I think I'd have to disagree with this definition as what RPGs are all about. This is actually something I had serious problems with when I began GMing because I tend to avoid things which are obviously 'adventures'. My most successful sessions involved working out personal relationships and my least successful were the ones where, in order to appease certain players, I put in some sort of 'bad guy' or 'villain to defeat'. The best session I ever ran had three people sitting in a car talking about why they'd done what they did; they didn't go any place, they didn't defeat anyone, and they certainly didn't collect goodies.

Methinks you're using too narrow a definition of adventure. (So was I, so thanks for the opportunity to expand.)

Adventure: What occurs when interesting things happen to people, and those people take steps to correct the consequeces of said interesting things, forestall their occurence in the first place, and/or work out things.

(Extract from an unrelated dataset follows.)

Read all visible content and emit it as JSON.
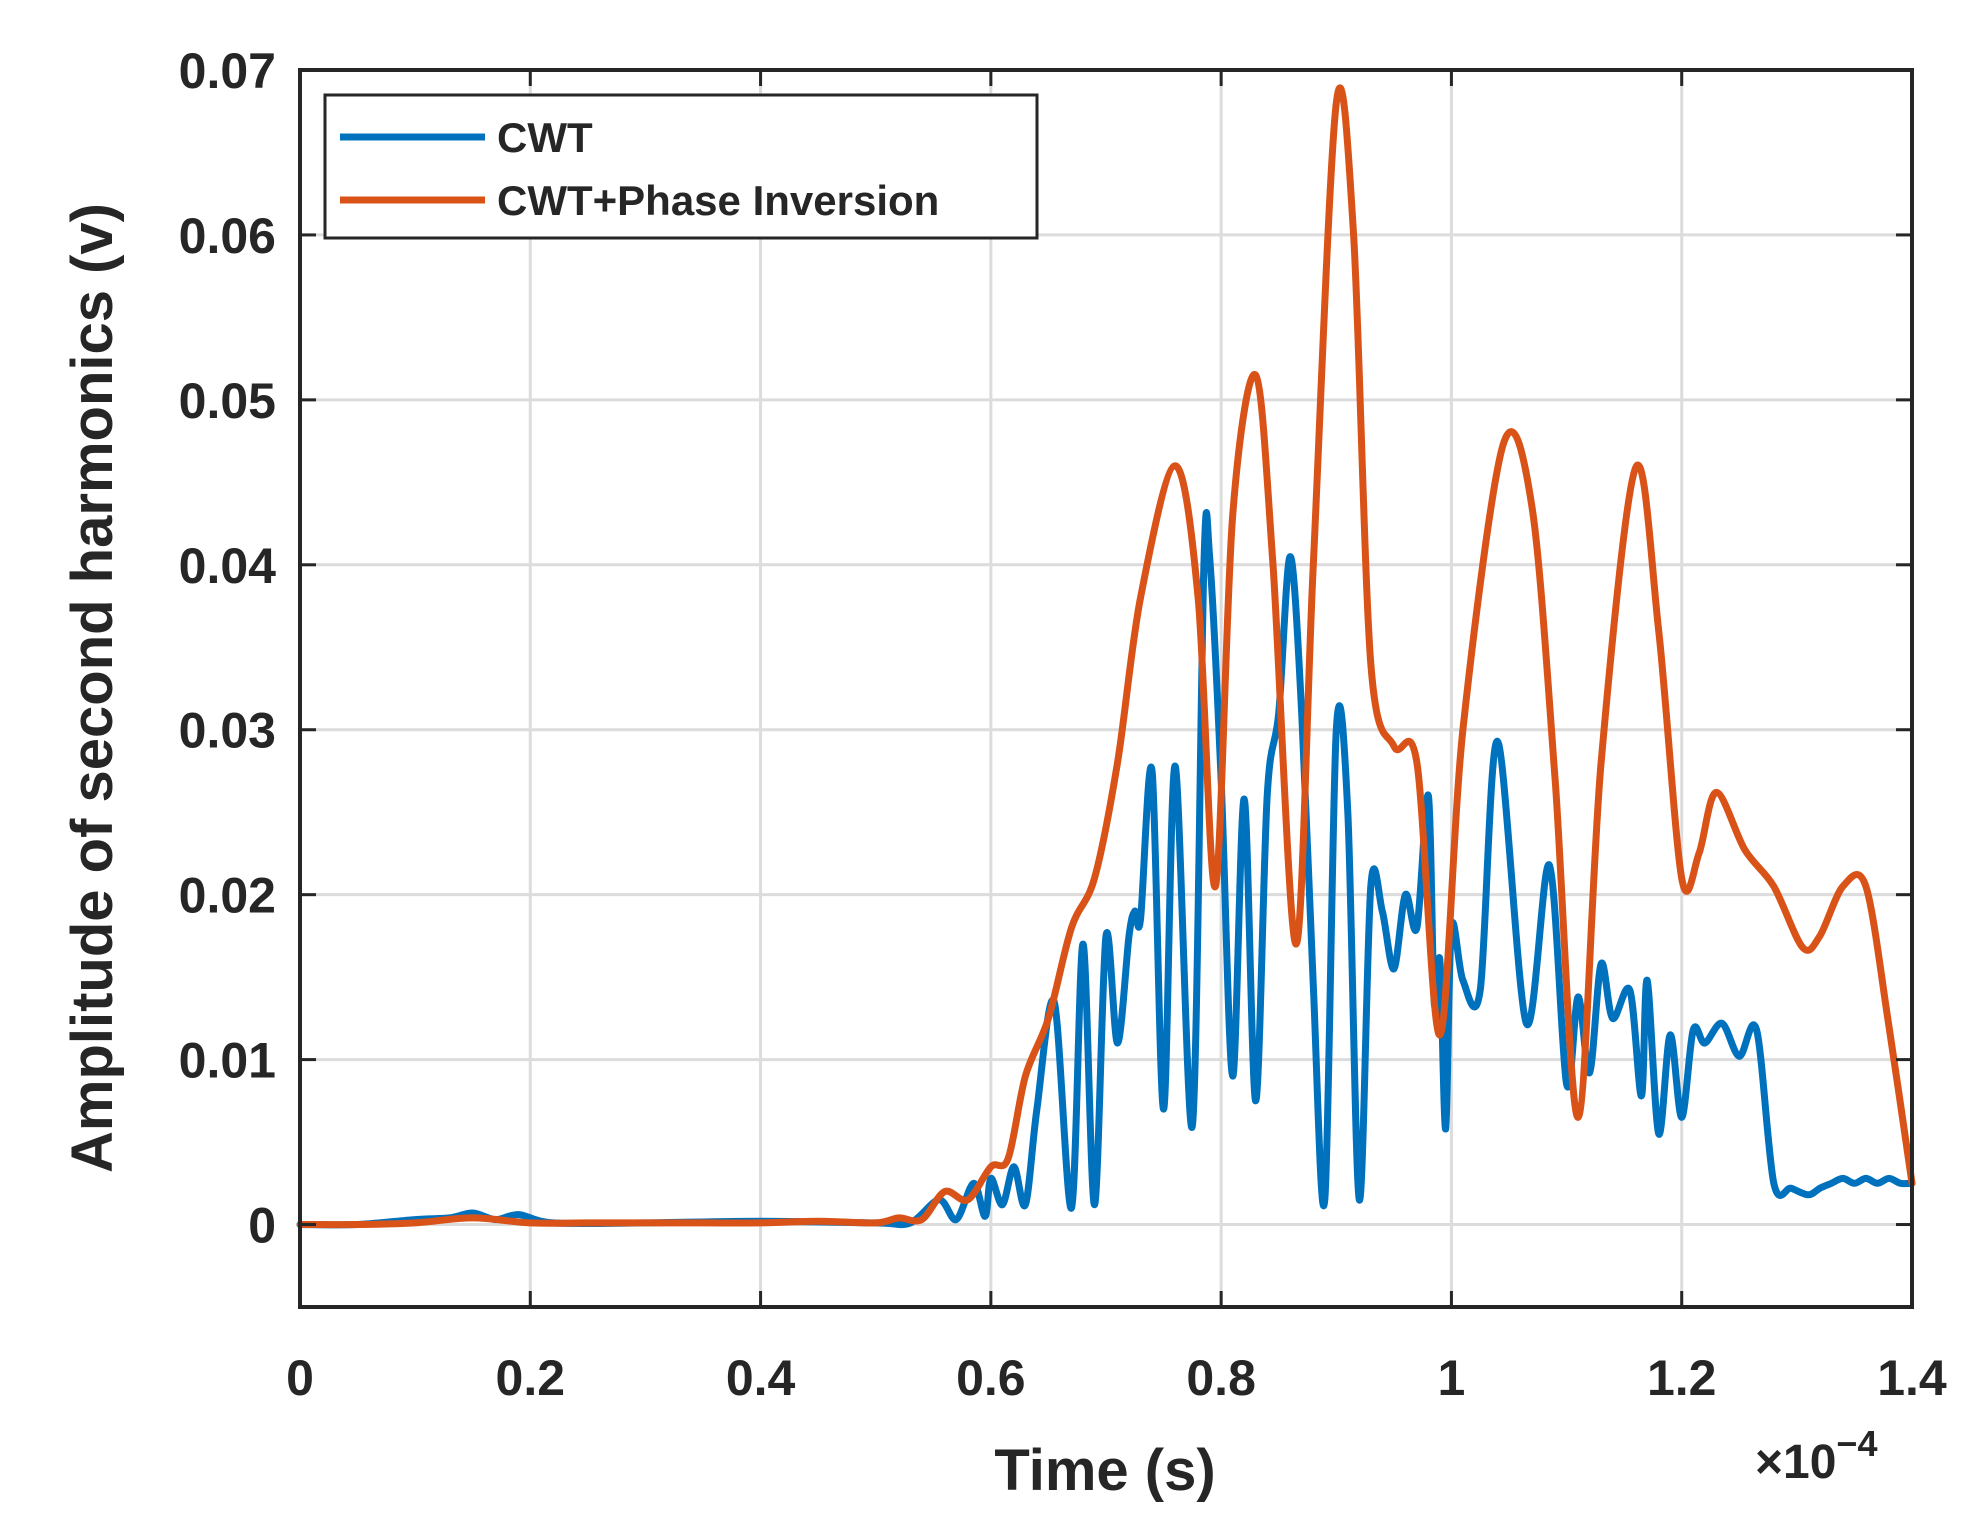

By this description of adventure you do run them. Not the traditional adventure where a villain gets his, but adventures.

Young mother to small child at a closed down Heathrow Airport (bad weather): Dear, we're having an adventure.

Think about it.
Alan

Being the protagonist in an RPG does not confer authorial immunity.

Mythusmage

Ron Edwards

Hello,

Alan, I'm afraid I'm going to be harsher than I would to most people. You are patronizing the people reading this thread.

Preparing a reactive situation, rather than a fixed plotline, is the oldest form of role-playing and thus is well-known to many of us.

In terms of my theorizing, this is a "technique" which may be practiced throughout the three GNS modes. It's not specific to any particular one of them, nor prohibited to any one of them.

You've paraphrased the GNS modes most clearly in your latest post ... and thereby demonstrated a pretty common initial-reading misunderstanding of them. Chris has identified your "story" misapprehension already; my Simulationist essay has a whole section about the verb "to simulate" and how it relates, or doesn't, to the mode of play termed from it.

Anyway. Thanks for your input. But the target is oh, about 94 degrees to your right, and canted a fair angle upwards from the horizontal plane you're looking at.